A estimativa de arrecadação com o Carf, por sua vez, foi cortada de R$ 37 bilhões para apenas R$ 800 milhões, o que economistas consideraram que é uma projeção bem mais realista.

Ontem, Haddad disse que o governo atendeu “100%” da recomendação do Tribunal de Contas da União (TCU) no que diz respeito à expectativa de receitas com o Carf.

“Em linhas gerais, a receita tem até mais notícias positivas do que negativas, ainda que tenha uma parcela da arrecadação muito atrelada a receitas extraordinárias”, afirma Damico.

Chicoli, da Citrino, reconhece uma melhora na composição dos números. “Na parte de receita, praticamente zeraram o Carf, mas a parte de concessões ainda me parece alta, apesar de terem reduzido também”, afirma. “Entraram algumas receitas da compensação da folha, que tenho dúvida do potencial arrecadatório, mas que, de qualquer forma, são mais factíveis do que o Carf.”

As receitas com concessões e permissões – em boa medida, renegociações de outorgas de ferrovias – foram reduzidas de R$ 24,6 bilhões no relatório de julho para R$ 20,7 bilhões em setembro. Na lei orçamentária de 2024, estavam em R$ 44,4 bilhões.

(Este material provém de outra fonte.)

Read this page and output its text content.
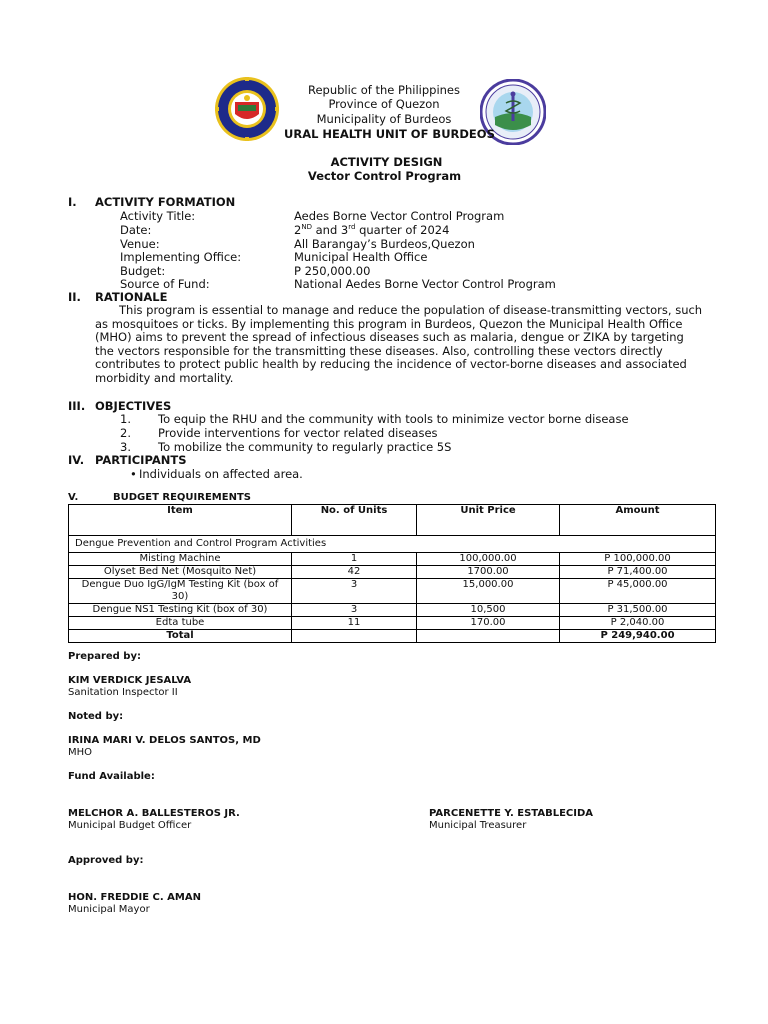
Republic of the Philippines
Province of Quezon
Municipality of Burdeos
URAL HEALTH UNIT OF BURDEOS
ACTIVITY DESIGN
Vector Control Program
I. ACTIVITY FORMATION
Activity Title:	Aedes Borne Vector Control Program
Date:	2ND and 3rd quarter of 2024
Venue:	All Barangay’s Burdeos,Quezon
Implementing Office:	Municipal Health Office
Budget:	P 250,000.00
Source of Fund:	National Aedes Borne Vector Control Program
II. RATIONALE
This program is essential to manage and reduce the population of disease-transmitting vectors, such as mosquitoes or ticks. By implementing this program in Burdeos, Quezon the Municipal Health Office (MHO) aims to prevent the spread of infectious diseases such as malaria, dengue or ZIKA by targeting the vectors responsible for the transmitting these diseases. Also, controlling these vectors directly contributes to protect public health by reducing the incidence of vector-borne diseases and associated morbidity and mortality.
III. OBJECTIVES
1. To equip the RHU and the community with tools to minimize vector borne disease
2. Provide interventions for vector related diseases
3. To mobilize the community to regularly practice 5S
IV. PARTICIPANTS
• Individuals on affected area.
V.	BUDGET REQUIREMENTS
Item	No. of Units	Unit Price	Amount
Dengue Prevention and Control Program Activities			
Misting Machine	1	100,000.00	P 100,000.00
Olyset Bed Net (Mosquito Net)	42	1700.00	P 71,400.00
Dengue Duo IgG/IgM Testing Kit (box of 30)	3	15,000.00	P 45,000.00
Dengue NS1 Testing Kit (box of 30)	3	10,500	P 31,500.00
Edta tube	11	170.00	P 2,040.00
Total			P 249,940.00
Prepared by:
KIM VERDICK JESALVA
Sanitation Inspector II
Noted by:
IRINA MARI V. DELOS SANTOS, MD
MHO
Fund Available:
MELCHOR A. BALLESTEROS JR.
Municipal Budget Officer
PARCENETTE Y. ESTABLECIDA
Municipal Treasurer
Approved by:
HON. FREDDIE C. AMAN
Municipal Mayor
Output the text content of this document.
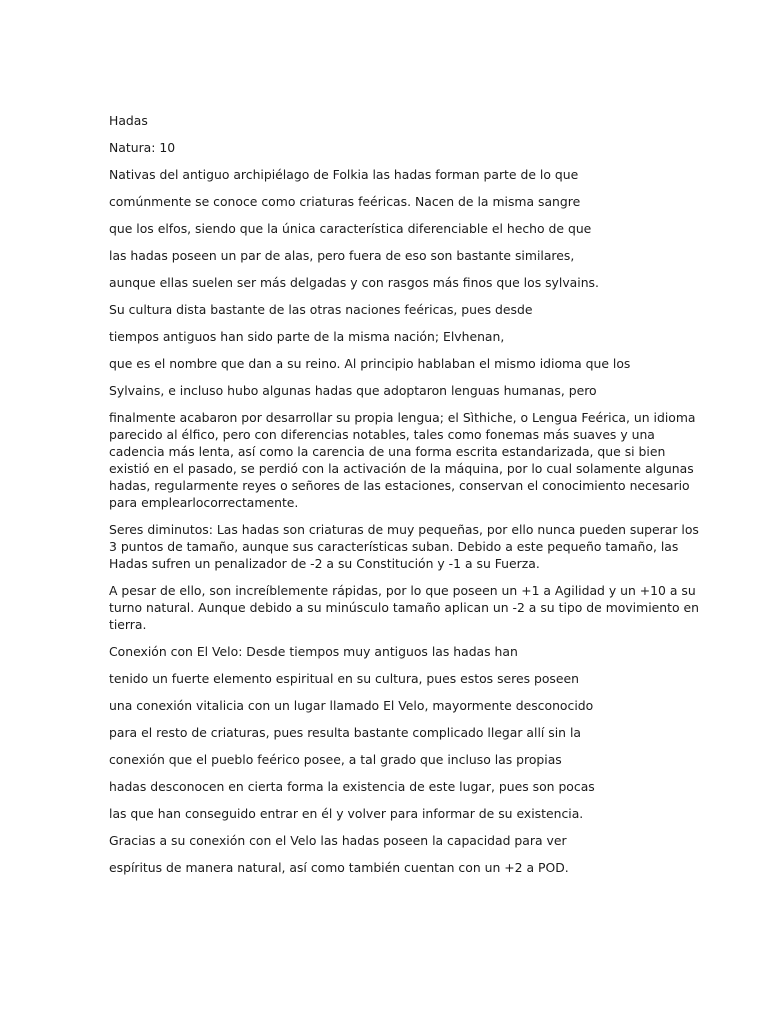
Hadas

Natura: 10

Nativas del antiguo archipiélago de Folkia las hadas forman parte de lo que

comúnmente se conoce como criaturas feéricas. Nacen de la misma sangre

que los elfos, siendo que la única característica diferenciable el hecho de que

las hadas poseen un par de alas, pero fuera de eso son bastante similares,

aunque ellas suelen ser más delgadas y con rasgos más finos que los sylvains.

Su cultura dista bastante de las otras naciones feéricas, pues desde

tiempos antiguos han sido parte de la misma nación; Elvhenan,

que es el nombre que dan a su reino. Al principio hablaban el mismo idioma que los

Sylvains, e incluso hubo algunas hadas que adoptaron lenguas humanas, pero

finalmente acabaron por desarrollar su propia lengua; el Sìthiche, o Lengua Feérica, un idioma
parecido al élfico, pero con diferencias notables, tales como fonemas más suaves y una
cadencia más lenta, así como la carencia de una forma escrita estandarizada, que si bien
existió en el pasado, se perdió con la activación de la máquina, por lo cual solamente algunas
hadas, regularmente reyes o señores de las estaciones, conservan el conocimiento necesario
para emplearlocorrectamente.
Seres diminutos: Las hadas son criaturas de muy pequeñas, por ello nunca pueden superar los
3 puntos de tamaño, aunque sus características suban. Debido a este pequeño tamaño, las
Hadas sufren un penalizador de -2 a su Constitución y -1 a su Fuerza.
A pesar de ello, son increíblemente rápidas, por lo que poseen un +1 a Agilidad y un +10 a su
turno natural. Aunque debido a su minúsculo tamaño aplican un -2 a su tipo de movimiento en
tierra.

Conexión con El Velo: Desde tiempos muy antiguos las hadas han

tenido un fuerte elemento espiritual en su cultura, pues estos seres poseen

una conexión vitalicia con un lugar llamado El Velo, mayormente desconocido

para el resto de criaturas, pues resulta bastante complicado llegar allí sin la

conexión que el pueblo feérico posee, a tal grado que incluso las propias

hadas desconocen en cierta forma la existencia de este lugar, pues son pocas

las que han conseguido entrar en él y volver para informar de su existencia.

Gracias a su conexión con el Velo las hadas poseen la capacidad para ver

espíritus de manera natural, así como también cuentan con un +2 a POD.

Do outro lado, a despesa total aumentou em R$ 11,8 bilhões, com os gastos previdenciários subindo em R$ 8,3 bilhões. “Ainda me parece insuficiente, mas houve uma melhora nessa conta”, diz Chicoli.

Nogueira, da Tenax, estima que a previsão de despesas com a Previdência ainda está subestimada em cerca de R$ 9 bilhões.

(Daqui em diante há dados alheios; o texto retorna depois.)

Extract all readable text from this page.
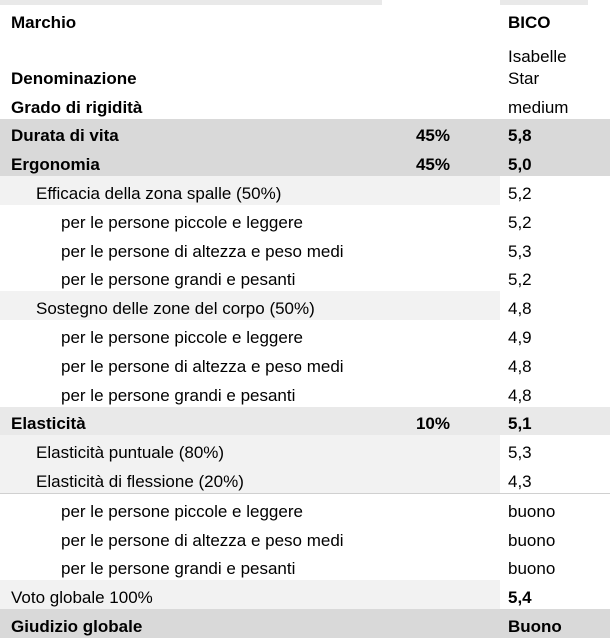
Marchio		BICO
Denominazione		Isabelle
Star

Grado di rigidità		medium
Durata di vita	45%	5,8
Ergonomia	45%	5,0
Efficacia della zona spalle (50%)		5,2
per le persone piccole e leggere		5,2
per le persone di altezza e peso medi		5,3
per le persone grandi e pesanti		5,2
Sostegno delle zone del corpo (50%)		4,8
per le persone piccole e leggere		4,9
per le persone di altezza e peso medi		4,8
per le persone grandi e pesanti		4,8
Elasticità	10%	5,1
Elasticità puntuale (80%)		5,3
Elasticità di flessione (20%)		4,3
per le persone piccole e leggere		buono
per le persone di altezza e peso medi		buono
per le persone grandi e pesanti		buono
Voto globale 100%		5,4
Giudizio globale		Buono
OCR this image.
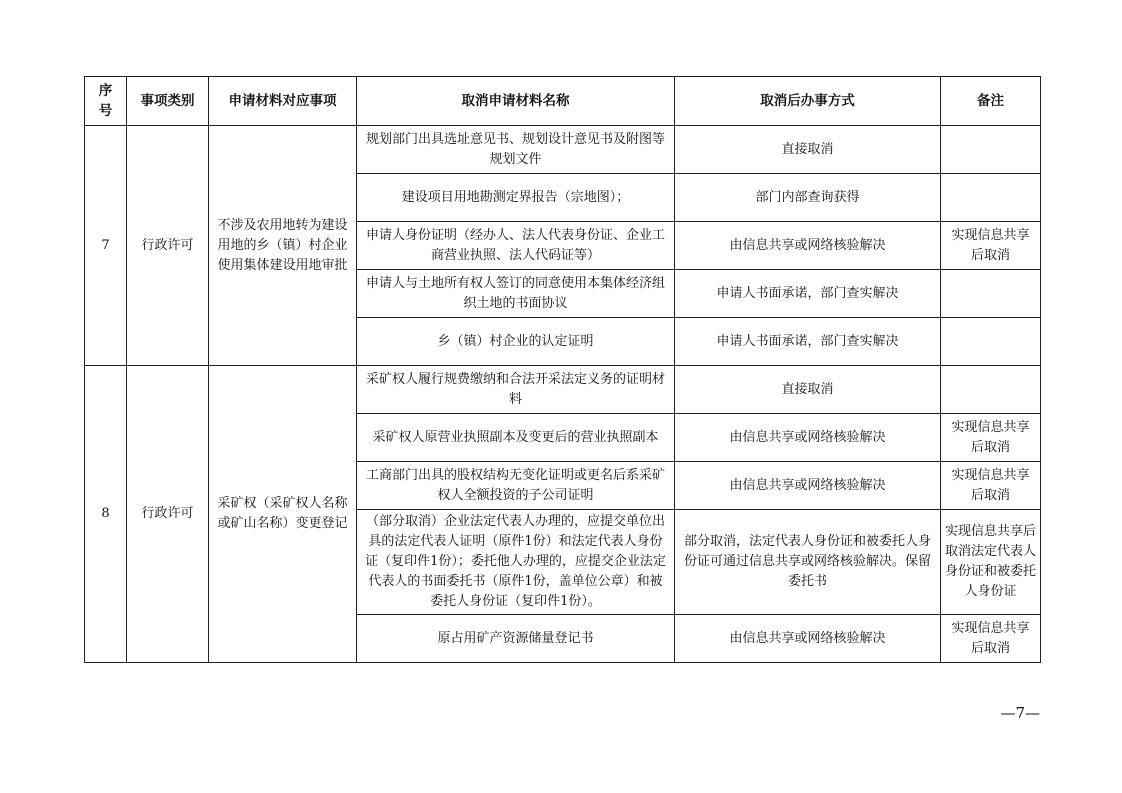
序号	事项类别	申请材料对应事项	取消申请材料名称	取消后办事方式	备注
7	行政许可	不涉及农用地转为建设用地的乡（镇）村企业使用集体建设用地审批	规划部门出具选址意见书、规划设计意见书及附图等规划文件	直接取消	
			建设项目用地勘测定界报告（宗地图）；	部门内部查询获得	
			申请人身份证明（经办人、法人代表身份证、企业工商营业执照、法人代码证等）	由信息共享或网络核验解决	实现信息共享后取消
			申请人与土地所有权人签订的同意使用本集体经济组织土地的书面协议	申请人书面承诺，部门查实解决	
			乡（镇）村企业的认定证明	申请人书面承诺，部门查实解决	
8	行政许可	采矿权（采矿权人名称或矿山名称）变更登记	采矿权人履行规费缴纳和合法开采法定义务的证明材料	直接取消	
			采矿权人原营业执照副本及变更后的营业执照副本	由信息共享或网络核验解决	实现信息共享后取消
			工商部门出具的股权结构无变化证明或更名后系采矿权人全额投资的子公司证明	由信息共享或网络核验解决	实现信息共享后取消
			（部分取消）企业法定代表人办理的，应提交单位出具的法定代表人证明（原件1份）和法定代表人身份证（复印件1份）；委托他人办理的，应提交企业法定代表人的书面委托书（原件1份，盖单位公章）和被委托人身份证（复印件1份）。	部分取消，法定代表人身份证和被委托人身份证可通过信息共享或网络核验解决。保留委托书	实现信息共享后取消法定代表人身份证和被委托人身份证
			原占用矿产资源储量登记书	由信息共享或网络核验解决	实现信息共享后取消
—7—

Damico diz que o reconhecimento do aumento das despesas obrigatórias é importante, mas acaba “consumindo” o espaço das discricionárias, o que “bate na credibilidade desse ajuste”, afirma.

“Por um lado, é positivo ver maior realismo nas projeções do Carf, na exclusão de receitas não garantidas e no ajuste das despesas. Por outro lado, ainda há subestimação de gastos e uma elevação de R$12 bilhões nas projeções de despesas fora da regra do teto”, diz Nogueira.

“Ao final, me parece que ainda temos receitas superestimadas, mas houve uma melhora na composição, e as despesas obrigatórias também continuam subestimadas, mas também houve um avanço”, conclui Chicoli.